那张娇媚的脸逐渐放大,呼吸喷洒在暮泽的脸上,“孤要了你,是你八辈子修来的福气,你还敢反抗?”
“也不知道,被孤碰过之后,苏忆桃那个贱人还会不会要你……”
“放!开!”暮泽痛苦地扑腾着,可所有的挣扎都是徒劳。
闻着她身上令人厌恶的沉檀香,屈辱涌上心头,对苏氏的仇恨拔高了一个台阶。
苏碎月伸手要来解他身上的衣物,暮泽忍着泪水,做着最后的挣扎。
“滚开!不要碰我!”
她揪住暮泽的头发把他往墙上撞,单手将人摁在地上,准备用鞭子去捆他的双手。
“我那三皇妹眼里揉不得沙子,若是你被孤强要了,她也不会再要你的。到那时候,你就只能乖乖地跪在孤脚下摇尾乞怜!”
“不可能!”
听着头顶魔鬼般的声音,跪坐在地上的暮泽满面泪水,这种身不由己的屈辱,让他几乎要崩溃。
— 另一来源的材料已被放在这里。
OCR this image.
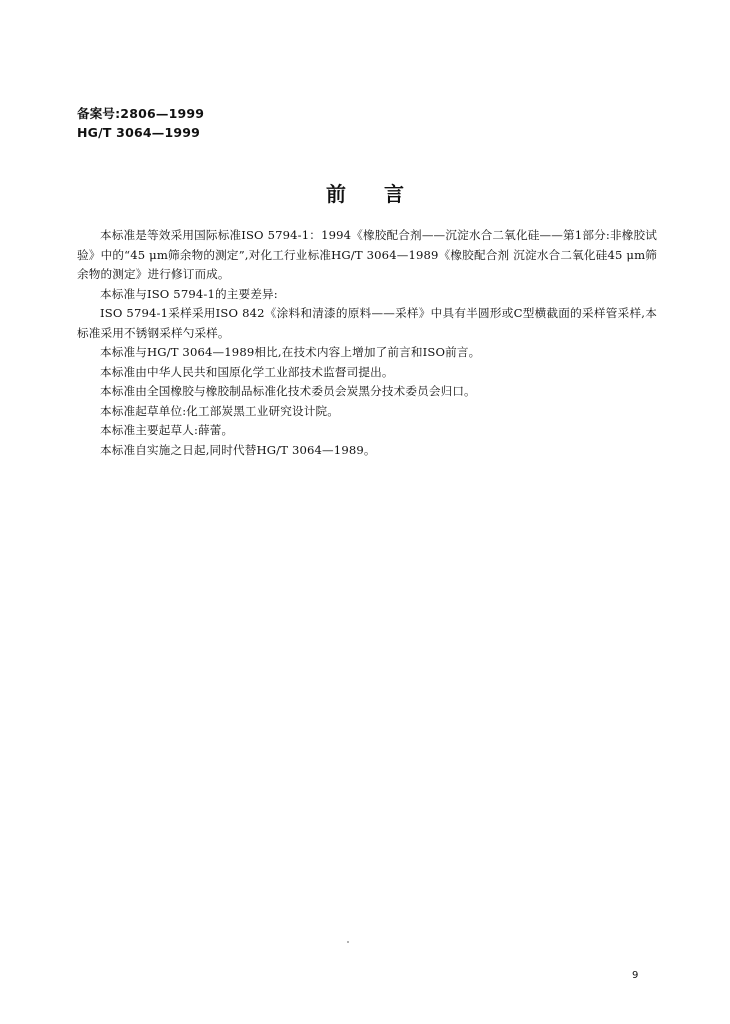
备案号:2806—1999
HG/T 3064—1999
前言

本标准是等效采用国际标准ISO 5794-1：1994《橡胶配合剂——沉淀水合二氧化硅——第1部分:非橡胶试验》中的“45 μm筛余物的测定”,对化工行业标准HG/T 3064—1989《橡胶配合剂 沉淀水合二氧化硅45 μm筛余物的测定》进行修订而成。

本标准与ISO 5794-1的主要差异:

ISO 5794-1采样采用ISO 842《涂料和清漆的原料——采样》中具有半圆形或C型横截面的采样管采样,本标准采用不锈钢采样勺采样。

本标准与HG/T 3064—1989相比,在技术内容上增加了前言和ISO前言。

本标准由中华人民共和国原化学工业部技术监督司提出。

本标准由全国橡胶与橡胶制品标准化技术委员会炭黑分技术委员会归口。

本标准起草单位:化工部炭黑工业研究设计院。

本标准主要起草人:薛蕾。

本标准自实施之日起,同时代替HG/T 3064—1989。

9
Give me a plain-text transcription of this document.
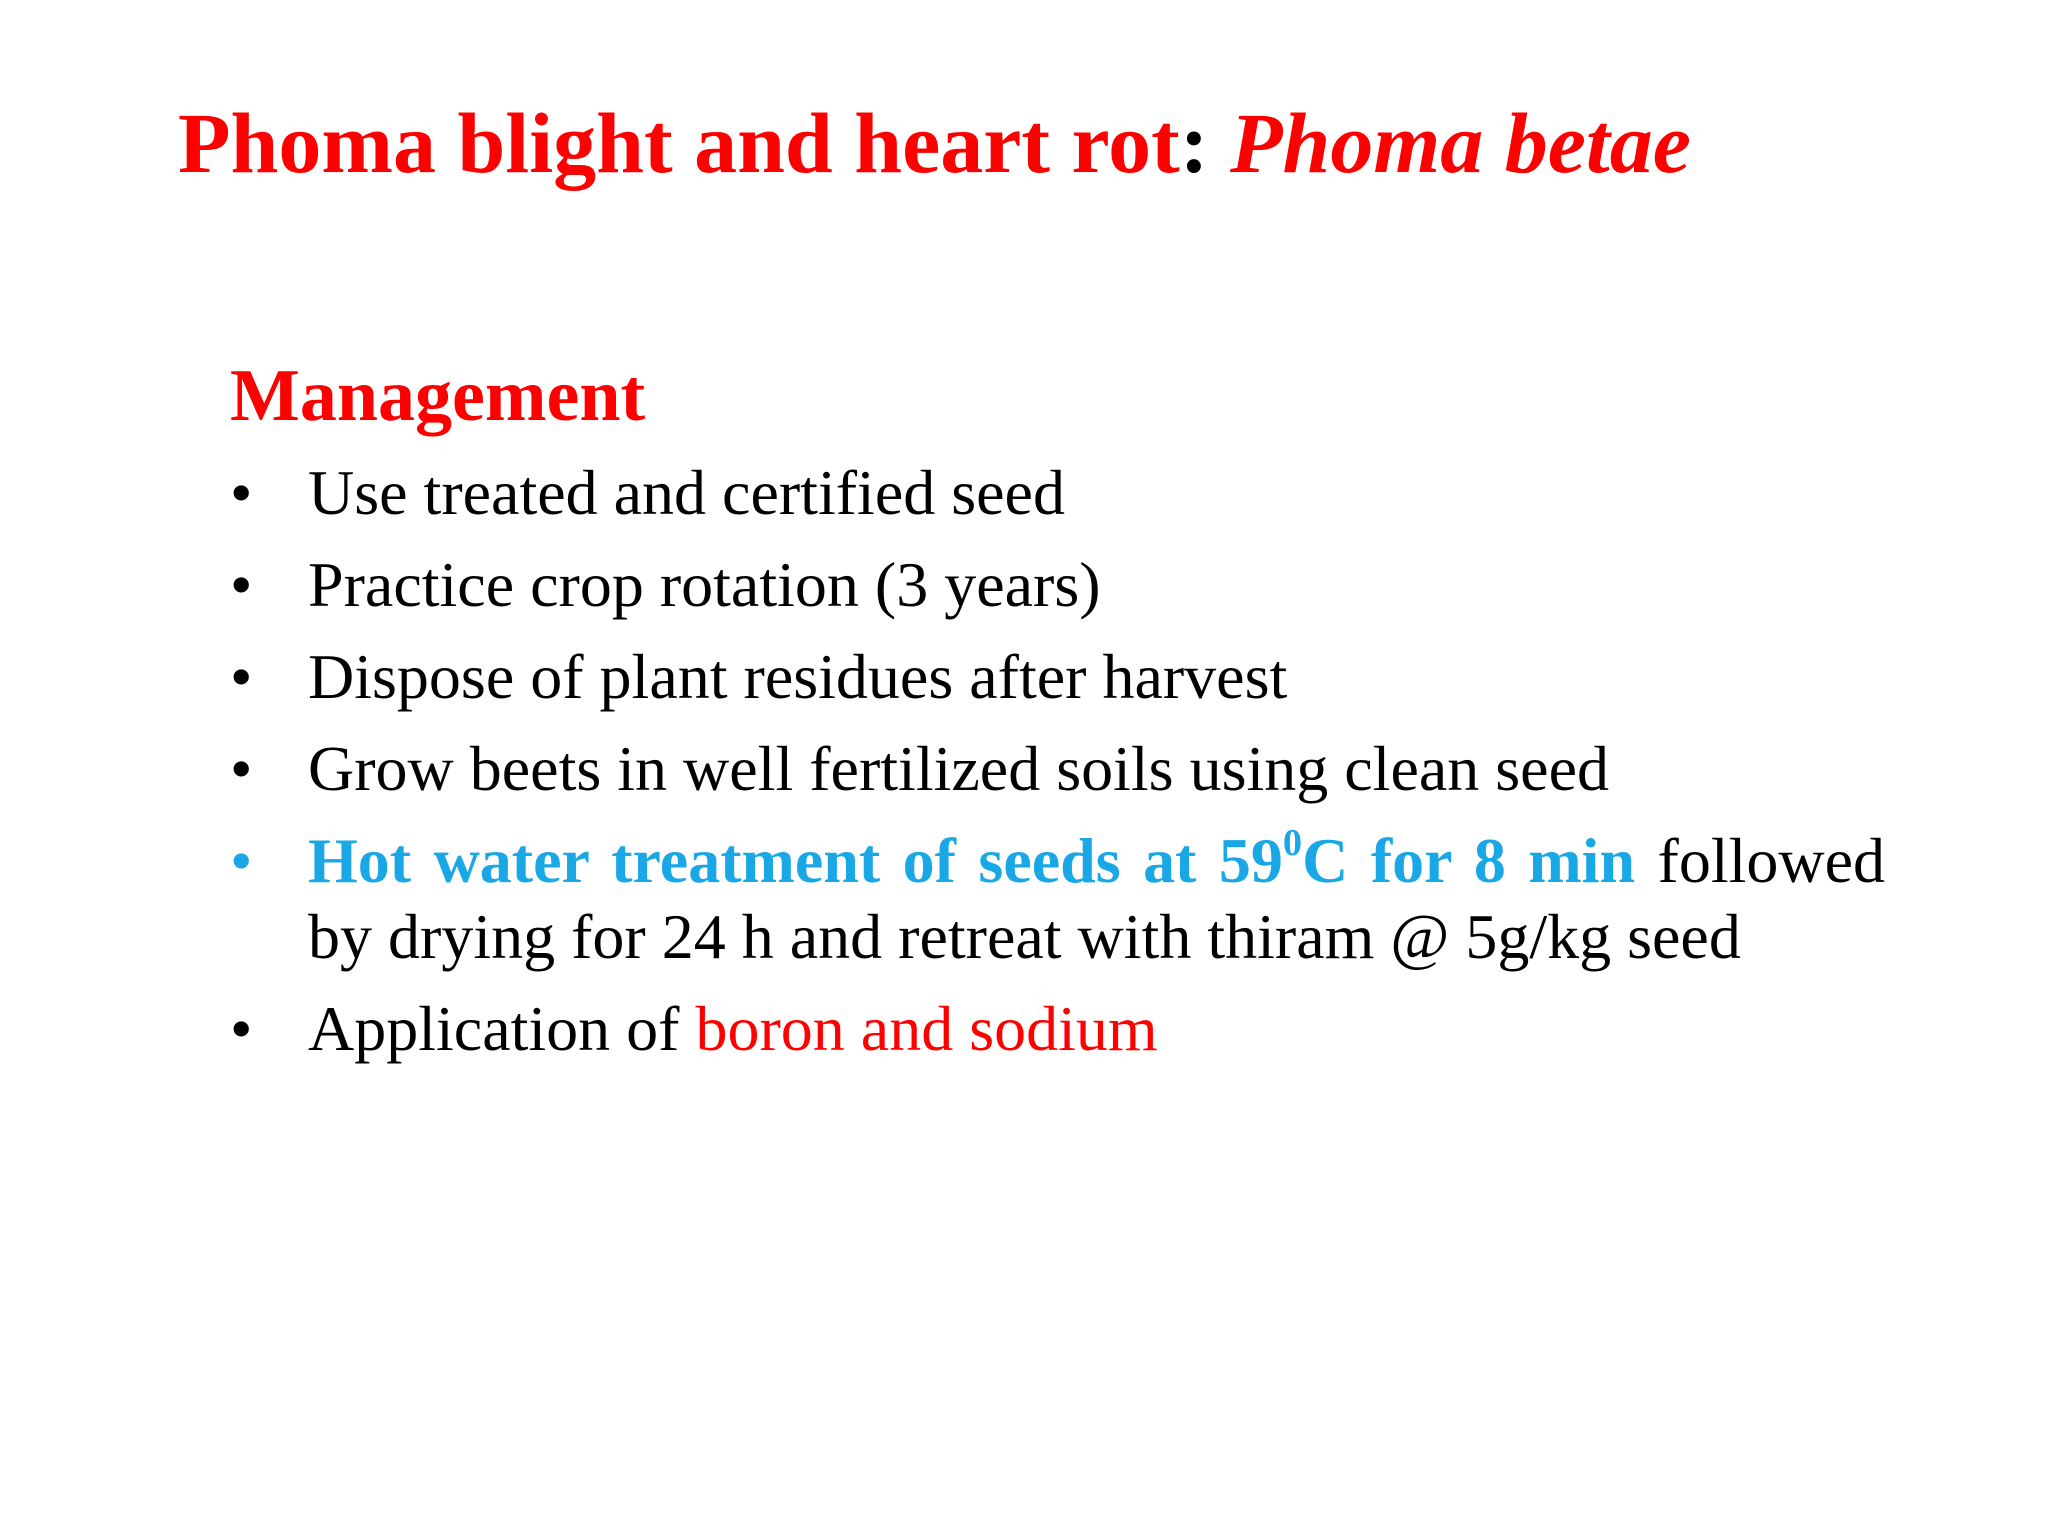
Phoma blight and heart rot: Phoma betae
Management
• Use treated and certified seed
• Practice crop rotation (3 years)
• Dispose of plant residues after harvest
• Grow beets in well fertilized soils using clean seed
• Hot water treatment of seeds at $59^0C$ for 8 min followed by drying for 24 h and retreat with thiram @ 5g/kg seed
• Application of boron and sodium
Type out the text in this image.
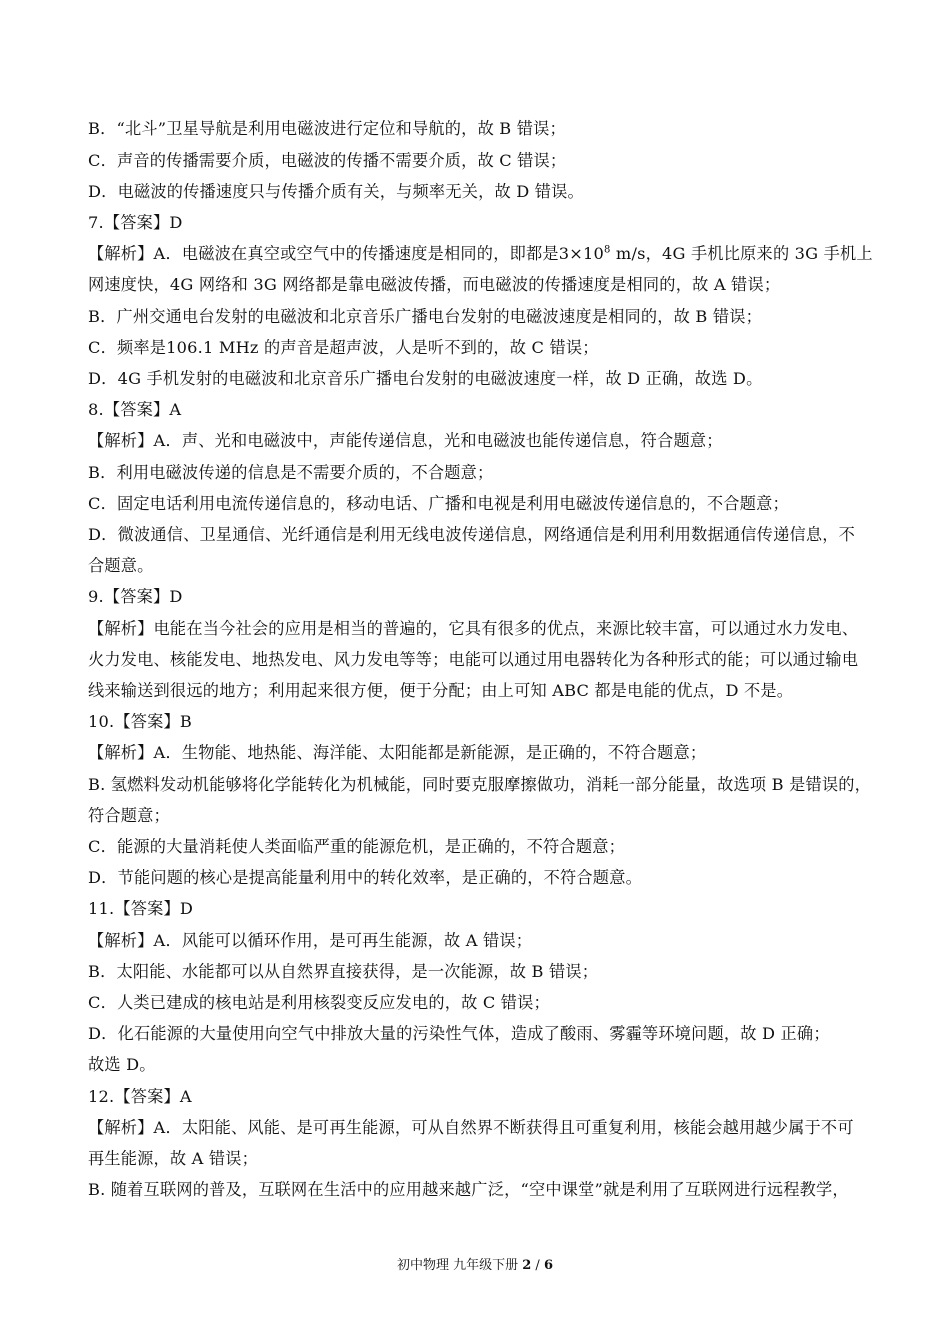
B．“北斗”卫星导航是利用电磁波进行定位和导航的，故 B 错误；
C．声音的传播需要介质，电磁波的传播不需要介质，故 C 错误；
D．电磁波的传播速度只与传播介质有关，与频率无关，故 D 错误。
7.【答案】D
【解析】A．电磁波在真空或空气中的传播速度是相同的，即都是$3\times 10^8$ m/s，4G 手机比原来的 3G 手机上
网速度快，4G 网络和 3G 网络都是靠电磁波传播，而电磁波的传播速度是相同的，故 A 错误；
B．广州交通电台发射的电磁波和北京音乐广播电台发射的电磁波速度是相同的，故 B 错误；
C．频率是106.1 MHz 的声音是超声波，人是听不到的，故 C 错误；
D．4G 手机发射的电磁波和北京音乐广播电台发射的电磁波速度一样，故 D 正确，故选 D。
8.【答案】A
【解析】A．声、光和电磁波中，声能传递信息，光和电磁波也能传递信息，符合题意；
B．利用电磁波传递的信息是不需要介质的，不合题意；
C．固定电话利用电流传递信息的，移动电话、广播和电视是利用电磁波传递信息的，不合题意；
D．微波通信、卫星通信、光纤通信是利用无线电波传递信息，网络通信是利用利用数据通信传递信息，不
合题意。
9.【答案】D
【解析】电能在当今社会的应用是相当的普遍的，它具有很多的优点，来源比较丰富，可以通过水力发电、
火力发电、核能发电、地热发电、风力发电等等；电能可以通过用电器转化为各种形式的能；可以通过输电
线来输送到很远的地方；利用起来很方便，便于分配；由上可知 ABC 都是电能的优点，D 不是。
10.【答案】B
【解析】A．生物能、地热能、海洋能、太阳能都是新能源，是正确的，不符合题意；
B. 氢燃料发动机能够将化学能转化为机械能，同时要克服摩擦做功，消耗一部分能量，故选项 B 是错误的，
符合题意；
C．能源的大量消耗使人类面临严重的能源危机，是正确的，不符合题意；
D．节能问题的核心是提高能量利用中的转化效率，是正确的，不符合题意。
11.【答案】D
【解析】A．风能可以循环作用，是可再生能源，故 A 错误；
B．太阳能、水能都可以从自然界直接获得，是一次能源，故 B 错误；
C．人类已建成的核电站是利用核裂变反应发电的，故 C 错误；
D．化石能源的大量使用向空气中排放大量的污染性气体，造成了酸雨、雾霾等环境问题，故 D 正确；
故选 D。
12.【答案】A
【解析】A．太阳能、风能、是可再生能源，可从自然界不断获得且可重复利用，核能会越用越少属于不可
再生能源，故 A 错误；
B. 随着互联网的普及，互联网在生活中的应用越来越广泛，“空中课堂”就是利用了互联网进行远程教学，
初中物理 九年级下册 2 / 6
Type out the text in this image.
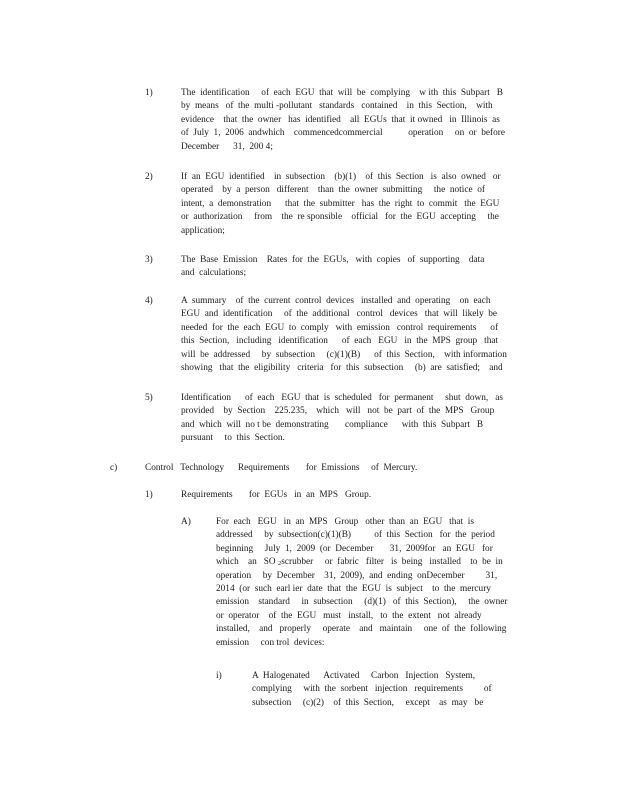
1)	The  identification     of  each  EGU  that  will  be  complying    w ith  this  Subpart   B
by  means   of  the  multi -pollutant   standards   contained    in  this  Section,    with
evidence    that  the  owner   has  identified    all  EGUs  that  it owned   in  Illinois  as
of  July  1,  2006  andwhich    commencedcommercial           operation     on  or  before
December      31,  200 4;
2)	If  an  EGU  identified    in  subsection    (b)(1)    of  this  Section   is  also  owned   or
operated    by  a  person   different    than  the  owner  submitting     the  notice  of
intent,  a  demonstration      that  the  submitter   has  the  right  to  commit   the  EGU
or  authorization     from    the  re sponsible    official   for  the  EGU  accepting     the
application;
3)	The  Base  Emission    Rates  for  the  EGUs,   with  copies   of  supporting    data
and  calculations;
4)	A  summary    of  the  current  control  devices   installed  and  operating    on  each
EGU  and  identification     of  the  additional   control   devices   that  will  likely  be
needed  for  the  each  EGU  to  comply   with  emission   control  requirements      of
this  Section,   including   identification      of  each   EGU   in  the  MPS  group   that
will  be  addressed     by  subsection     (c)(1)(B)      of  this  Section,    with information
showing   that  the  eligibility   criteria   for  this  subsection     (b)  are  satisfied;    and
5)	Identification      of  each   EGU  that  is  scheduled   for  permanent     shut  down,   as
provided    by  Section    225.235,    which   will   not  be  part  of  the  MPS   Group
and  which  will  no t be  demonstrating       compliance      with  this  Subpart   B
pursuant     to  this  Section.
c)	Control   Technology      Requirements       for  Emissions     of  Mercury.
1)	Requirements       for  EGUs   in  an  MPS   Group.
A)	For  each   EGU   in  an  MPS   Group   other  than  an  EGU   that  is
addressed     by  subsection(c)(1)(B)          of  this  Section   for  the  period
beginning     July  1,  2009  (or  December       31,  2009for   an  EGU   for
which    an   SO $_2$scrubber     or  fabric   filter   is  being   installed    to  be  in
operation     by  December    31,  2009),  and  ending  onDecember         31,
2014  (or  such  earl ier  date  that  the  EGU  is  subject    to  the  mercury
emission    standard     in  subsection     (d)(1)   of  this  Section),     the  owner
or  operator    of  the  EGU   must   install,   to  the  extent   not  already
installed,    and   properly     operate    and   maintain     one  of  the  following
emission     con trol  devices:
i)	A  Halogenated      Activated     Carbon   Injection   System,
complying     with  the  sorbent   injection   requirements         of
subsection     (c)(2)    of  this  Section,     except    as  may   be
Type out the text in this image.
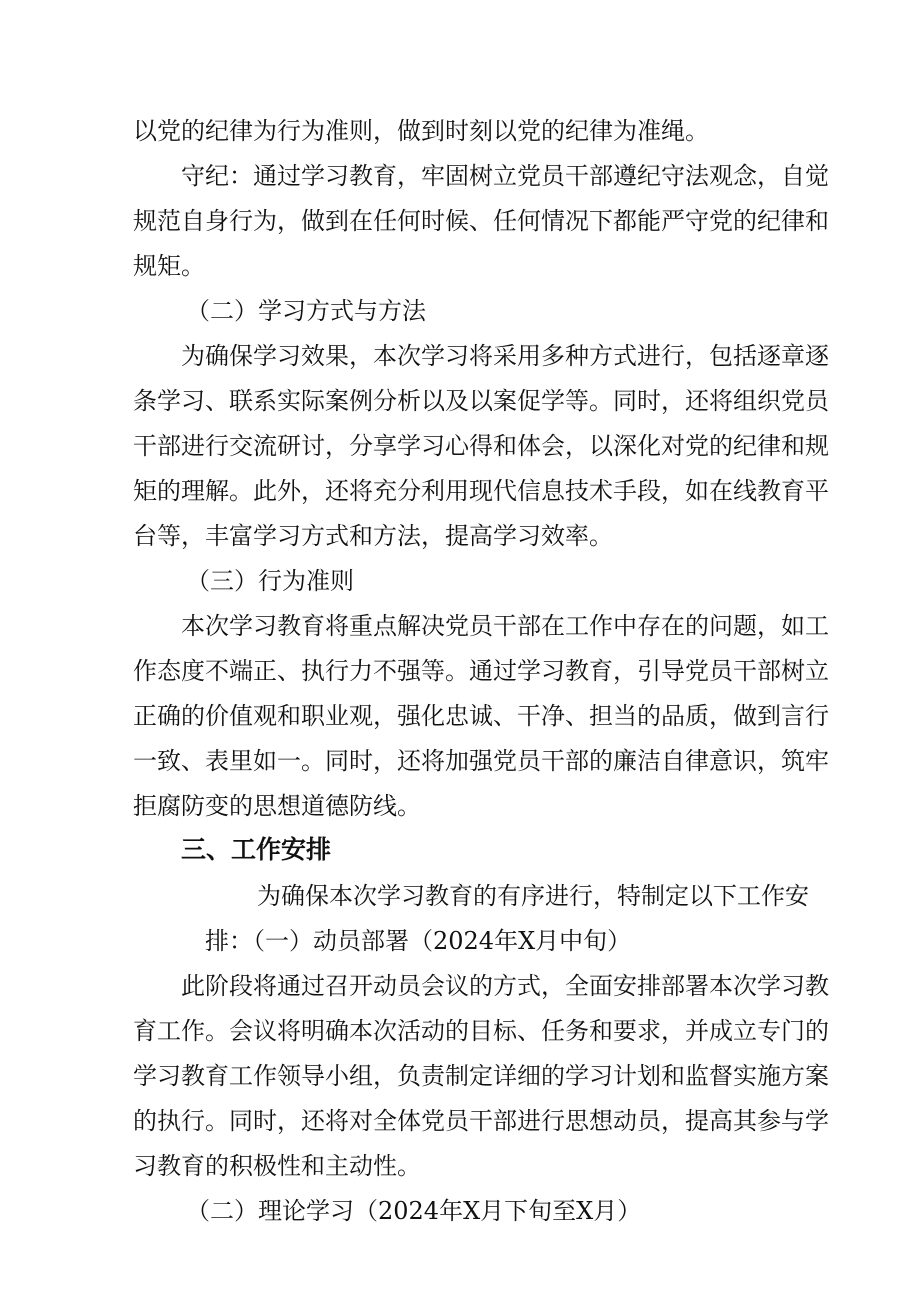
以党的纪律为行为准则，做到时刻以党的纪律为准绳。

守纪：通过学习教育，牢固树立党员干部遵纪守法观念，自觉

规范自身行为，做到在任何时候、任何情况下都能严守党的纪律和

规矩。

（二）学习方式与方法

为确保学习效果，本次学习将采用多种方式进行，包括逐章逐

条学习、联系实际案例分析以及以案促学等。同时，还将组织党员

干部进行交流研讨，分享学习心得和体会，以深化对党的纪律和规

矩的理解。此外，还将充分利用现代信息技术手段，如在线教育平

台等，丰富学习方式和方法，提高学习效率。

（三）行为准则

本次学习教育将重点解决党员干部在工作中存在的问题，如工

作态度不端正、执行力不强等。通过学习教育，引导党员干部树立

正确的价值观和职业观，强化忠诚、干净、担当的品质，做到言行

一致、表里如一。同时，还将加强党员干部的廉洁自律意识，筑牢

拒腐防变的思想道德防线。

三、工作安排

为确保本次学习教育的有序进行，特制定以下工作安

排：（一）动员部署（2024年X月中旬）

此阶段将通过召开动员会议的方式，全面安排部署本次学习教

育工作。会议将明确本次活动的目标、任务和要求，并成立专门的

学习教育工作领导小组，负责制定详细的学习计划和监督实施方案

的执行。同时，还将对全体党员干部进行思想动员，提高其参与学

习教育的积极性和主动性。

（二）理论学习（2024年X月下旬至X月）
也不知道暮泽是从哪儿来的力气,从她手中挣脱出来后,去拔发间的玉簪。
苏碎月也没想到他居然还有力气,被震得退后半步,就看见暮泽抓起发簪往心口插。
“混账东西!”
玉簪穿过衣服,插进胸前的肌肉里,血液顺着白玉往下流。
暮泽对人体并不了解,再加上玉簪簪头并不锋利,只是刺穿了胸前的皮肤,没有伤到要害。
苏碎月咒骂一声,一耳光扇在他脸上,“一个小倌儿,也不知道你在高贵什么!”
白净的侧脸被打得红肿起来,上面是明显的巴掌印儿。
簪子掉在地上碎成三截,暮泽还想去伸手捡碎簪子,却被苏碎月用穿着皮靴的脚踩住手指。
十指连心,暮泽疼得惨叫一声,“啊!”
“咯咯——”
硬靴踩在手上,仿佛要将他的手骨寸寸碾碎。苏碎月听到少年的惨叫,脸上的笑容更加变态。
她把身体的重心放在前脚掌,“一条趴在地上任人玩弄的狗罢了,也不知道你是从哪儿来的傲骨,可笑至极!”
暮泽咬紧嘴唇,强迫自己不在她面前发出屈辱的叫声。